Friday, September 28, 2007

Tsuk Mitchell, From Pluralism to Individualism: Berle and Means and 20th-Century American Legal Thought

Dalia Tsuk Mitchell, George Washington University Law School, has posted an article, From Pluralism to Individualism: Berle and Means and 20th-Century American Legal Thought. It appeared in Law & Social Inquiry. Here's the abstract:
This article is an intellectual history of Adolf A. Berle, Jr. and Gardiner C. Means, The Modern Corporation and Private Property (1932). I argue that Berle and Means's concern was not the separation of ownership from control in large pubic corporations, as many scholars have suggested, but rather the allocation of power between the state and a wide range of institutions. As I demonstrate, Berle and Means shared a legal pluralist vision of the modern state. Legal pluralism treated organizations as centers of power that had to be accommodated within the political and legal structure. Berle and Means viewed collective entities such as corporations as the foundation of the modern state, at the same time that their concern about the power that these entities could exercise led them to proclaim that corporate power (like sovereign power) should be exercised to benefit the community at large.

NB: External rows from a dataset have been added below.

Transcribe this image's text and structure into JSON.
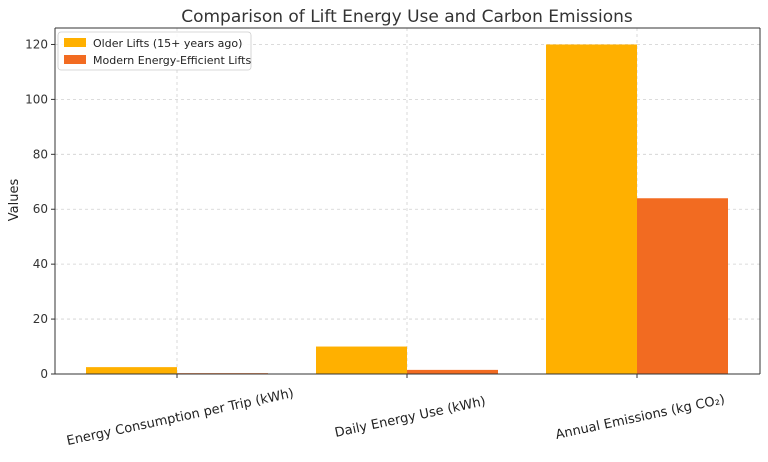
{
  "chart_data": {
    "type": "bar",
    "title": "Comparison of Lift Energy Use and Carbon Emissions",
    "xlabel": "",
    "ylabel": "Values",
    "categories": [
      "Energy Consumption per Trip (kWh)",
      "Daily Energy Use (kWh)",
      "Annual Emissions (kg CO₂)"
    ],
    "series": [
      {
        "name": "Older Lifts (15+ years ago)",
        "color": "#FFB000",
        "values": [
          2.5,
          10,
          120
        ]
      },
      {
        "name": "Modern Energy-Efficient Lifts",
        "color": "#F26B21",
        "values": [
          0.3,
          1.5,
          64
        ]
      }
    ],
    "ylim": [
      0,
      126
    ],
    "yticks": [
      0,
      20,
      40,
      60,
      80,
      100,
      120
    ],
    "grid": true,
    "legend_position": "top-left"
  }
}
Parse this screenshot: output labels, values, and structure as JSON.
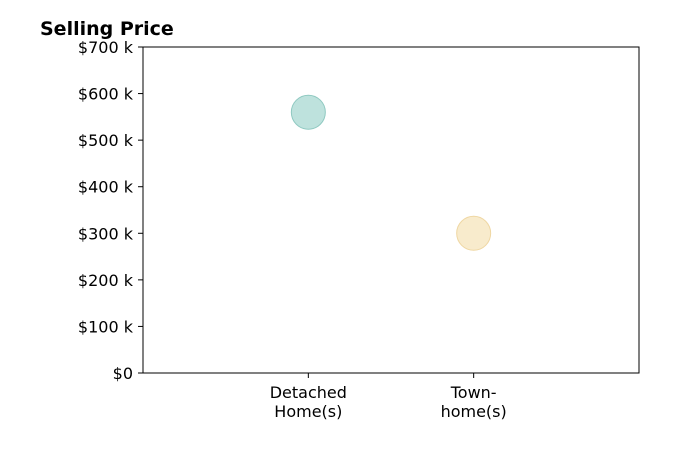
{
  "chart_data": {
    "type": "scatter",
    "title": "Selling Price",
    "xlabel": "",
    "ylabel": "",
    "categories": [
      [
        "Detached",
        "Home(s)"
      ],
      [
        "Town-",
        "home(s)"
      ]
    ],
    "values": [
      560000,
      300000
    ],
    "point_colors": [
      "#a8d8d2",
      "#f6e4bb"
    ],
    "point_edge_colors": [
      "#8fc9c1",
      "#efd7a3"
    ],
    "ylim": [
      0,
      700000
    ],
    "yticks": [
      0,
      100000,
      200000,
      300000,
      400000,
      500000,
      600000,
      700000
    ],
    "ytick_labels": [
      "$0",
      "$100 k",
      "$200 k",
      "$300 k",
      "$400 k",
      "$500 k",
      "$600 k",
      "$700 k"
    ],
    "grid": false,
    "legend": "none"
  }
}
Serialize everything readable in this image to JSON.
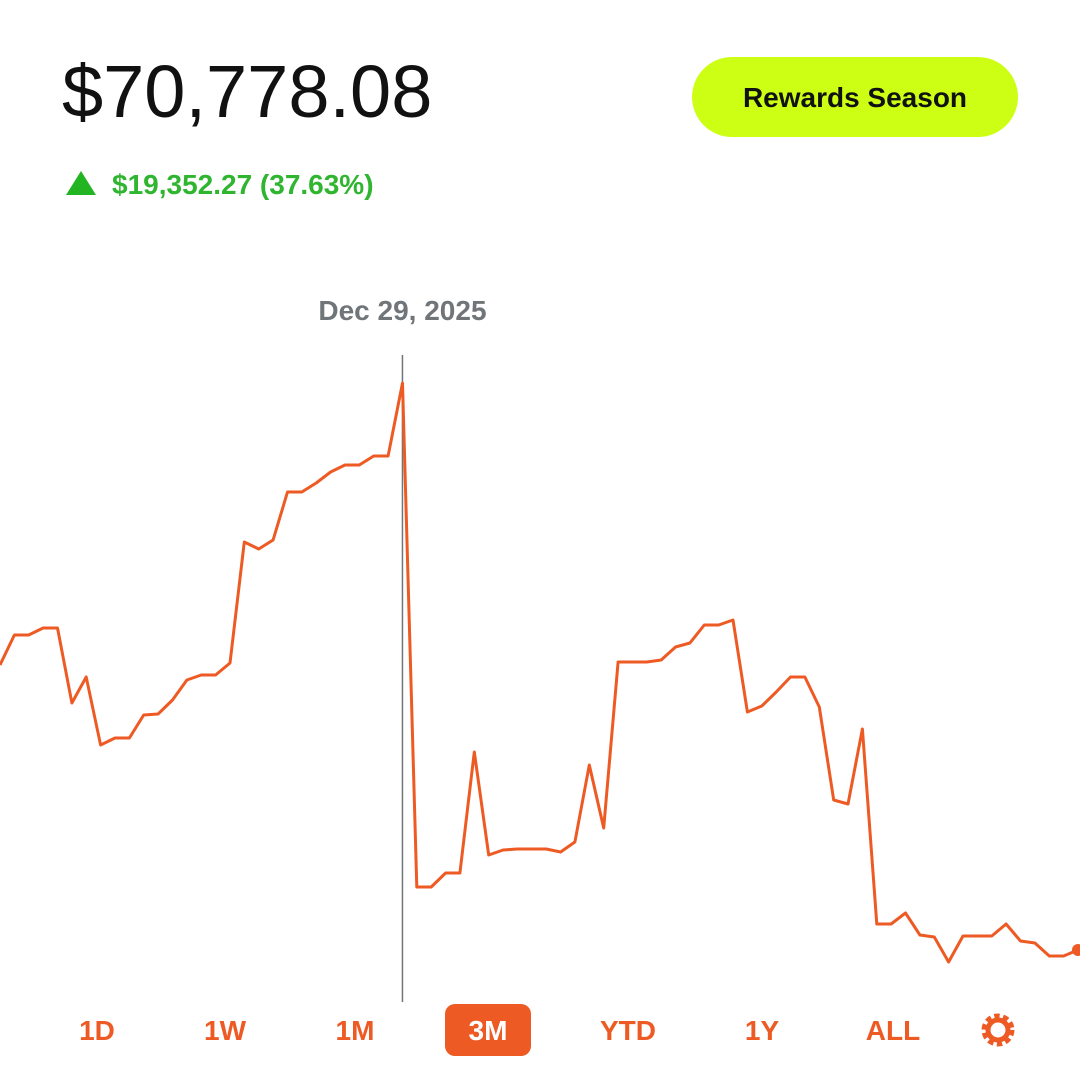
{
  "header": {
    "balance": "$70,778.08",
    "change": "$19,352.27 (37.63%)",
    "button": "Rewards Season"
  },
  "chart_data": {
    "type": "line",
    "color": "#ee5a24",
    "tooltip_date": "Dec 29, 2025",
    "values": [
      51038,
      53138,
      53138,
      53628,
      53628,
      48378,
      50198,
      45438,
      45928,
      45928,
      47538,
      47608,
      48588,
      49988,
      50338,
      50338,
      51178,
      59648,
      59158,
      59788,
      63148,
      63148,
      63778,
      64548,
      65038,
      65038,
      65668,
      65668,
      70778,
      35498,
      35498,
      36478,
      36478,
      44948,
      37738,
      38088,
      38158,
      38158,
      38158,
      37948,
      38648,
      44038,
      39628,
      51248,
      51248,
      51248,
      51388,
      52298,
      52578,
      53838,
      53838,
      54188,
      47748,
      48168,
      49148,
      50198,
      50198,
      48098,
      41588,
      41308,
      46558,
      32908,
      32908,
      33678,
      32138,
      31998,
      30248,
      32068,
      32068,
      32068,
      32908,
      31718,
      31578,
      30668,
      30668,
      31088
    ]
  },
  "ranges": [
    "1D",
    "1W",
    "1M",
    "3M",
    "YTD",
    "1Y",
    "ALL"
  ],
  "selected_range": "3M"
}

The article further explores how Berle and Means's legal pluralist vision was eclipsed in the second half of the twentieth century as the attention of lawyers, legal scholars, and government officials shifted from collective entities to the individual as the basis for legal and political analysis (postwar interest group pluralism reflected this shift). The article then shows how this transformation helped legitimate the view that corporate entities were nexuses of private, contractual relationships. Informed by neoclassical economics, advocates of this new vision of the firm emphasized the role of economic markets in regulating corporate power. With deregulation and free markets in mind, neoclassicists came to treat The Modern Corporation and Private Property as a book about the limited question of the effects of the separation of ownership from control on efficiency and profit maximization, not as a book about corporate power as Berle and Means had intended.